Review the work with your contractor: try all the drawers and doors, look closely at the edges and finishes, and make sure everything is working the way it should. If there are any problems, point it out and add them to the punch list. The contractor will either fix it on the spot (if it’s minor) or set up another time to return. Sweeten’s founder + CEO, Jean Brownhill, recommends keeping notepads in each space, and not speaking to your contractor for two weeks during this time. Instead, take notes of what needs fixing as you live in your new home.

STEP 16: Punch list items (1-10 days)

Depending on what the items are, this step could take anywhere from a day to several weeks.
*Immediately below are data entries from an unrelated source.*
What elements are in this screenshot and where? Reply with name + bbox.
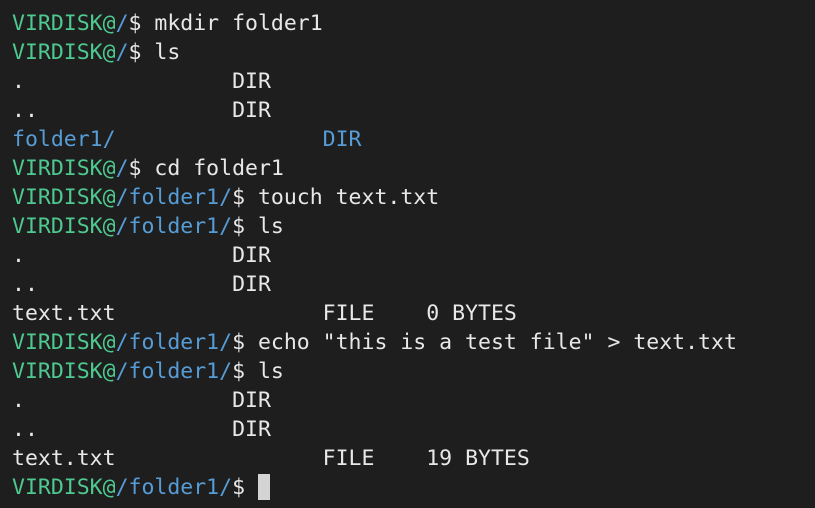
command-text: echo "this is a test file" > text.txt: [257, 330, 737, 355]
command-line: VIRDISK@/$ ls: [12, 38, 815, 67]
prompt-host: VIRDISK@: [12, 185, 116, 210]
prompt-symbol: $: [232, 359, 258, 384]
prompt-symbol: $: [232, 330, 258, 355]
prompt-symbol: $: [232, 475, 258, 500]
command-line: VIRDISK@/folder1/$ echo "this is a test …: [12, 328, 815, 357]
prompt-path: /folder1/: [115, 330, 233, 355]
prompt-symbol: $: [128, 156, 155, 181]
command-text: ls: [257, 359, 284, 384]
entry-name: text.txt: [12, 446, 323, 471]
listing-row: . DIR: [12, 241, 815, 270]
entry-type: DIR: [232, 388, 271, 413]
entry-name: .: [12, 243, 233, 268]
prompt-host: VIRDISK@: [12, 11, 116, 36]
prompt-symbol: $: [232, 185, 258, 210]
prompt-host: VIRDISK@: [12, 40, 116, 65]
current-prompt-line[interactable]: VIRDISK@/folder1/$: [12, 473, 815, 502]
entry-type: FILE: [322, 446, 427, 471]
command-text: ls: [257, 214, 284, 239]
entry-name: ..: [12, 272, 233, 297]
prompt-path: /folder1/: [115, 359, 233, 384]
terminal-window[interactable]: VIRDISK@/$ mkdir folder1 VIRDISK@/$ ls .…: [0, 0, 815, 508]
prompt-path: /: [115, 40, 129, 65]
entry-type: DIR: [232, 69, 271, 94]
entry-type: DIR: [232, 272, 271, 297]
command-text: cd folder1: [154, 156, 284, 181]
entry-type: DIR: [232, 98, 271, 123]
entry-type: DIR: [232, 243, 271, 268]
prompt-host: VIRDISK@: [12, 214, 116, 239]
prompt-host: VIRDISK@: [12, 330, 116, 355]
listing-row: .. DIR: [12, 96, 815, 125]
entry-name: ..: [12, 98, 233, 123]
command-text: ls: [154, 40, 181, 65]
prompt-path: /: [115, 11, 129, 36]
listing-row: folder1/ DIR: [12, 125, 815, 154]
listing-row: text.txt FILE 0 BYTES: [12, 299, 815, 328]
listing-row: . DIR: [12, 386, 815, 415]
command-line: VIRDISK@/$ mkdir folder1: [12, 9, 815, 38]
prompt-host: VIRDISK@: [12, 475, 116, 500]
prompt-host: VIRDISK@: [12, 156, 116, 181]
command-line: VIRDISK@/folder1/$ ls: [12, 212, 815, 241]
listing-row: .. DIR: [12, 270, 815, 299]
prompt-path: /folder1/: [115, 214, 233, 239]
entry-name: ..: [12, 417, 233, 442]
prompt-path: /folder1/: [115, 475, 233, 500]
entry-name: text.txt: [12, 301, 323, 326]
prompt-host: VIRDISK@: [12, 359, 116, 384]
prompt-symbol: $: [128, 40, 155, 65]
command-text: touch text.txt: [257, 185, 440, 210]
entry-size: 0 BYTES: [426, 301, 517, 326]
entry-type: DIR: [232, 417, 271, 442]
command-line: VIRDISK@/$ cd folder1: [12, 154, 815, 183]
listing-row: .. DIR: [12, 415, 815, 444]
prompt-path: /folder1/: [115, 185, 233, 210]
entry-type: FILE: [322, 301, 427, 326]
prompt-symbol: $: [232, 214, 258, 239]
entry-size: 19 BYTES: [426, 446, 530, 471]
command-line: VIRDISK@/folder1/$ ls: [12, 357, 815, 386]
entry-name: .: [12, 388, 233, 413]
listing-row: . DIR: [12, 67, 815, 96]
prompt-path: /: [115, 156, 129, 181]
text-cursor[interactable]: [257, 474, 270, 500]
command-line: VIRDISK@/folder1/$ touch text.txt: [12, 183, 815, 212]
prompt-symbol: $: [128, 11, 155, 36]
command-text: mkdir folder1: [154, 11, 323, 36]
entry-name: .: [12, 69, 233, 94]
entry-name: folder1/: [12, 127, 323, 152]
listing-row: text.txt FILE 19 BYTES: [12, 444, 815, 473]
entry-type: DIR: [322, 127, 362, 152]
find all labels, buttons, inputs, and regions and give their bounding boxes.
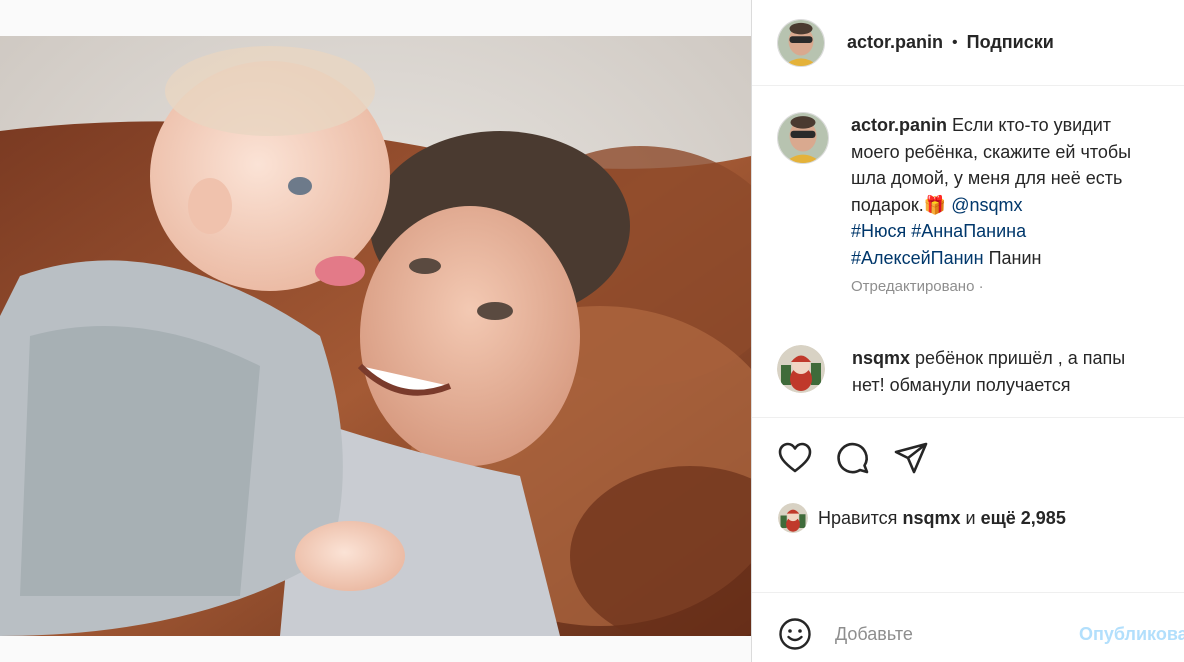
likes-prefix: Нравится (818, 507, 898, 528)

It depends on the items left: are you straightening a cabinet door, or waiting on installing an out-of-stock item? When it’s on the long side, though, it’s usually due to back-ordered items. Otherwise, your contractor should be able to return and fix everything in a few days.

STEP 17: The final payment (10 minutes)

You’ve (hopefully)! made installments throughout the renovation. When the last item on your punch list is complete, it’s time to pay the remaining percentage to your contractor!

Ready to renovate your apartment?

This timeline provides a detailed look at the various aspects of renovating and a range of how long each step should take. While some factors may be outside of both your and the contractor’s control, the key is isolating the steps that you think might be obstacles in advance, and allotting more time to get them done.

When you’re ready to get started on your kitchen or home remodel, work with us to renovate with the best contractors.

Sweeten handpicks the best general contractors to match each project’s location, budget, and scope, helping until project completion. Follow the blog for renovation ideas and inspiration and when you’re ready to renovate, start your renovation on Sweeten.

Popular Questions Asked

How long does it take to renovate an apartment?

Apartment renovation timelines are highly variable. On the short end, an apartment renovation from beginning to end could take 4 months; on the long end, it could take over a year. Obtaining permits from local municipalities, sourcing materials, and construction can add significant time to the renovation schedule. For example, some municipalities have very strict permitting processes or may require specific plans to be submitted by an architect before permits are issued. If you’re sourcing luxury materials from sources abroad, shipping and importing the products can be lengthy. Also, discovering hidden surprises during demolition (think: water damage, or wiring issues) may require a contracting team to problem-solve before proceeding with construction as planned.